Develop a Savings Plan
There are so many things that we teach our children that keep them on the right path throughout life. How to save money is one of the most important lessons that parents teach their children.
There are so many things that we teach our children that keep them on the right path throughout life. How to save money is one of the most important lessons that parents teach their children. Teach your children about finances by opening an account and setting money aside. They’ll learn about patience, interest and saving.
It’s easy to forget, or ignore, the need to save. We all too often are saying that there isn’t enough money to put into savings and we’ll do it later. But if there isn’t enough money to put into savings, is there enough money if there is an emergency. By having a savings plan, you can keep an emergency from destroying your finances.
Savings can be anything from a simple savings account to bonds and retirement plans. You may be saving for emergencies, college, a new home or for retirement. Or even for all of the above! No matter what your goal is, there is a savings plan that will fit your needs. Not all types of savings are going to work for you. You have to find the plan that fits your own personal financial needs.
What makes saving money just a wonderful experience is interest. You aren’t just saving your money, your actually letting it grow. Your money is making more money. How does this work?
When you put money in a savings account, certificate of deposit (CD) or money market account, you are basically lending the money to the bank. The bank will use your money to make loans to other customers. They are borrowing money from you and paying you interest, while someone pays them interest on the money they have borrowed from the bank.
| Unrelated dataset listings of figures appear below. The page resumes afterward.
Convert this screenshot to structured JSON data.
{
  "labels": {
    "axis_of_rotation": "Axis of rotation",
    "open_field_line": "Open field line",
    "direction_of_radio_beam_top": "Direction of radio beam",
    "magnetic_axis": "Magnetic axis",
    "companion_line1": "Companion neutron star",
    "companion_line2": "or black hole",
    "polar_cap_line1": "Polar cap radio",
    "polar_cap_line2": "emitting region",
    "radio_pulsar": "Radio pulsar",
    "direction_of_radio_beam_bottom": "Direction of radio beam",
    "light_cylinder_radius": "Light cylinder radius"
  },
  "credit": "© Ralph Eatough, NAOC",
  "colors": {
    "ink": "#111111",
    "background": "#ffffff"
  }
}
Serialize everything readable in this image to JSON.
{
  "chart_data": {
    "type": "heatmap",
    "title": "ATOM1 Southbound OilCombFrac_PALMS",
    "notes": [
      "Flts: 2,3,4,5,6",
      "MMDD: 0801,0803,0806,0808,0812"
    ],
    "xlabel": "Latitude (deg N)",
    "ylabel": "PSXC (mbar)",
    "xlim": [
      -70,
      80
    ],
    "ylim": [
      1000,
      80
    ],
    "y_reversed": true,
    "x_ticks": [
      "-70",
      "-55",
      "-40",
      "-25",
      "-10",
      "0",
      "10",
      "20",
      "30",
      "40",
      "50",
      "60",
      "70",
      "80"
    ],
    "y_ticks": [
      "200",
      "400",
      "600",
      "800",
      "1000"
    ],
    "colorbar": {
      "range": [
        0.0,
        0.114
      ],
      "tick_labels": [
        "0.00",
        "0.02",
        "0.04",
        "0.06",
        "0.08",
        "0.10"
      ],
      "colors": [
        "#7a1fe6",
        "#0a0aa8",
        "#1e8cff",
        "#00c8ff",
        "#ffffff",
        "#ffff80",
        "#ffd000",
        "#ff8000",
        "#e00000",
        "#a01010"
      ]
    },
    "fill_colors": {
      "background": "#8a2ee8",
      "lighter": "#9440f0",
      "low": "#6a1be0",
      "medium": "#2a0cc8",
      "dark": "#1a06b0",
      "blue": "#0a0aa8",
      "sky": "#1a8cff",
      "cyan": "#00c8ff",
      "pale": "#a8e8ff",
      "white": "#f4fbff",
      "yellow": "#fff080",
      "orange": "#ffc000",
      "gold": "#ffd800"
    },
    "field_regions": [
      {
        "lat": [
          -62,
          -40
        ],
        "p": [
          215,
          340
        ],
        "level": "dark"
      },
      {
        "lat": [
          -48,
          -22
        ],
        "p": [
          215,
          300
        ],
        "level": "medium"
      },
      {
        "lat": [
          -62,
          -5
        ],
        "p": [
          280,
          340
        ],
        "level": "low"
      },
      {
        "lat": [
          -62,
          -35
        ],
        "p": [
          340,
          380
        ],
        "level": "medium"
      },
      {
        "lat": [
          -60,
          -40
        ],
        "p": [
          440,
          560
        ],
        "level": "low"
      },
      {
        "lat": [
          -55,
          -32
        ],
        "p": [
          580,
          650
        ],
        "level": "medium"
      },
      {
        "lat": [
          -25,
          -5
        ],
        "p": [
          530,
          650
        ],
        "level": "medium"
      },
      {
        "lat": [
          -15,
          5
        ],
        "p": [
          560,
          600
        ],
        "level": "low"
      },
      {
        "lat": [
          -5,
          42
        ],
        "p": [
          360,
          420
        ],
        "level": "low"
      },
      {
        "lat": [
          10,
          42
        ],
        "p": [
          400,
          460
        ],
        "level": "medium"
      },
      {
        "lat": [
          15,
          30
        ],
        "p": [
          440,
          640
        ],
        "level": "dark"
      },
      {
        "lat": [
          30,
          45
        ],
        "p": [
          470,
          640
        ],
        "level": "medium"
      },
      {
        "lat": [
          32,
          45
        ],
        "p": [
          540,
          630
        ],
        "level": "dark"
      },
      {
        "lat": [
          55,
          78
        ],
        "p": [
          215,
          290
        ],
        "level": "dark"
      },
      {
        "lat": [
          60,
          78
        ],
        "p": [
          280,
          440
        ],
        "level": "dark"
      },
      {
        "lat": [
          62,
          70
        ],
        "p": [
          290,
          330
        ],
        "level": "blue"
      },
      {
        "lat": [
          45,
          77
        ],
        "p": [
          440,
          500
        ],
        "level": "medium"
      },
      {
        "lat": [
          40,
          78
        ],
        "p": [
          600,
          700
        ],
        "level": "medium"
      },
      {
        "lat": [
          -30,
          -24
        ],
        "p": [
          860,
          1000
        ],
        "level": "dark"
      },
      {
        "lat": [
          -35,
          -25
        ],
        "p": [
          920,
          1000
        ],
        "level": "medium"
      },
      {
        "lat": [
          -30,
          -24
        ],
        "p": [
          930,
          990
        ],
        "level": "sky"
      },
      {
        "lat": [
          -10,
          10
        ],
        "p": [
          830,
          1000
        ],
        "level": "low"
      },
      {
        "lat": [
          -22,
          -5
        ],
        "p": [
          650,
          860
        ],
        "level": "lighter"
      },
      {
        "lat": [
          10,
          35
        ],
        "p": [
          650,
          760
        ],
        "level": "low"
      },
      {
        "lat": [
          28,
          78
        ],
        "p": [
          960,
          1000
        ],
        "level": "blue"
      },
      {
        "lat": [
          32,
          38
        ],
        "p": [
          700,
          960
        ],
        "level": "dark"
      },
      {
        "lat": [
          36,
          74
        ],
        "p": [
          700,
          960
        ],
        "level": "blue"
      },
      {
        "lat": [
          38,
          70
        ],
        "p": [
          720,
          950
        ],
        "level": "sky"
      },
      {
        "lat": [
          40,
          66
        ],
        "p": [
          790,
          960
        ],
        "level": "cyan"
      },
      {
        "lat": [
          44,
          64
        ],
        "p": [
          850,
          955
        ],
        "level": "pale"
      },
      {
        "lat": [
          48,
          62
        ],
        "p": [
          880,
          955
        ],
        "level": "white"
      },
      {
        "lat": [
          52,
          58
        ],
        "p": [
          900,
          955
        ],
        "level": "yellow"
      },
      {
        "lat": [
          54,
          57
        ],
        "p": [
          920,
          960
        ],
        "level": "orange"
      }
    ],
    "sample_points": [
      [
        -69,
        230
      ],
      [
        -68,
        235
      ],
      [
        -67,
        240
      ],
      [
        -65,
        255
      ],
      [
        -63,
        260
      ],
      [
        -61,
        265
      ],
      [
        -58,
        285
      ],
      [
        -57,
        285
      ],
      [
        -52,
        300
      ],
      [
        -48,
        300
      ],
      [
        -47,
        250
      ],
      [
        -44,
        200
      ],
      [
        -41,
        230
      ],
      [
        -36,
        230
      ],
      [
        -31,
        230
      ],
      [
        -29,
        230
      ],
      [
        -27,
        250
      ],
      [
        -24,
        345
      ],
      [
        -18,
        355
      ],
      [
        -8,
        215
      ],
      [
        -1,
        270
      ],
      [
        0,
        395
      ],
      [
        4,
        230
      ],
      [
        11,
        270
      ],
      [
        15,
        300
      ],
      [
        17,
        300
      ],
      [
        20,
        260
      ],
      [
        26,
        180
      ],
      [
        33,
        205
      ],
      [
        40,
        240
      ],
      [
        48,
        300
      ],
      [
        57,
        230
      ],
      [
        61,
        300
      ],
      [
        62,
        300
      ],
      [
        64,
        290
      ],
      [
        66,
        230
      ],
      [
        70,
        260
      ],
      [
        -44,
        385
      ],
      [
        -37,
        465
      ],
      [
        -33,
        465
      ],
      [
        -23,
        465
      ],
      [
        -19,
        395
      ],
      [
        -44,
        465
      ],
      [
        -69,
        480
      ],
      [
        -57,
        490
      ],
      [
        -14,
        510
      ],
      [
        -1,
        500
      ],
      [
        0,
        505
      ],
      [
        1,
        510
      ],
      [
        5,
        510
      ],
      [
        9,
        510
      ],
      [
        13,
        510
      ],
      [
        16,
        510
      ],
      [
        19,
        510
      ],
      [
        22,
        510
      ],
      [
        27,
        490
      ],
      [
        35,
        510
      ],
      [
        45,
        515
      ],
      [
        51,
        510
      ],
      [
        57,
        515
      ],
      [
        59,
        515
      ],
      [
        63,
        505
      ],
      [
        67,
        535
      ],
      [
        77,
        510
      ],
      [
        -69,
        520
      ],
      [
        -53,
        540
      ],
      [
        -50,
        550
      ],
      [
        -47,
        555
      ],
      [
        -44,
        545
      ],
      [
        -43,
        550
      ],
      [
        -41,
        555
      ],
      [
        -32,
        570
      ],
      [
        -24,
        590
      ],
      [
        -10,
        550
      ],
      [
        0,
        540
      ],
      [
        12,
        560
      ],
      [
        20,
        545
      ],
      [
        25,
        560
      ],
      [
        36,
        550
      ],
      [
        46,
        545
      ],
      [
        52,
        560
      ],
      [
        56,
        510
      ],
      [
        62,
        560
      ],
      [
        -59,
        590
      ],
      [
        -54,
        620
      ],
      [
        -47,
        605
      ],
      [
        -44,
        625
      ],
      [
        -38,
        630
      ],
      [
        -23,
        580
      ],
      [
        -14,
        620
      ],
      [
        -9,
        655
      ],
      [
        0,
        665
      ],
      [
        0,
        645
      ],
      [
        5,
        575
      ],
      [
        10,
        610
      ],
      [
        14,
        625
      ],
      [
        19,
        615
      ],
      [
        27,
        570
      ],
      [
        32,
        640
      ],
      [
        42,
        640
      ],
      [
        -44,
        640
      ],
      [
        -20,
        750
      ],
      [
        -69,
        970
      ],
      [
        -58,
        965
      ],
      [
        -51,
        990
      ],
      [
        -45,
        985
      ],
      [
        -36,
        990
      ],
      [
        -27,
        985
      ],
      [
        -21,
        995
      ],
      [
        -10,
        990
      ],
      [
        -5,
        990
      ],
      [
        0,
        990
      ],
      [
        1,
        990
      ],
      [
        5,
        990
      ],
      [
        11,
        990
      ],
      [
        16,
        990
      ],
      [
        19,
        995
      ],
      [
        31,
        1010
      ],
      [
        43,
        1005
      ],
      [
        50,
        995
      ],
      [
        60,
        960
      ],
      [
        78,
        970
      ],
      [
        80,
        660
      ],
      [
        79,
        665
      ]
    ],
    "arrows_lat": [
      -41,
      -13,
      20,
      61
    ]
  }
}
Banks charge higher interest rates on loans so that they can pay your interest, plus make their own profits.
Interest can seem like a complicated math problem, but it isn’t hard to understand. Most banks will talk about both “rate” and “yield.”
For example, a $10,000 CD with a 5% annual interest rate (APR) will also have an annual percentage yield number (APY) that is a higher number. The difference between the APR and the APY depends on how frequently the interest is paid, and in what form.
If the interest is paid annually at a rate of 5%, the $10,000 investment with earn $500. Simply multiply the investment amount by the APR to determine the interest paid. When the interest is paid annually, the rate and yield are the same.
The yield goes up as interest is paid more frequently. The interest begins to earn interest along with the original investment. When the 5% CD is paid twice a year, in six months the interest payment is $250. We figure this by multiplying the original investment by the interest rate for half a year, or 2.5%. The $250 in interest will earn $6.25 in interest over the next six months, adding $256.25 at the next six month mark. Compound interest is starting to take over.
In the first scenario, the CD earned $500 in interest in one year. The rate and yield is at 5%. The second CD earned $506.25. The rate is still at 5%, but the yield has increased to 5.06%. It may not seem like a lot, but over time it keeps building up. When shopping around for savings plans, look at both rates and yields.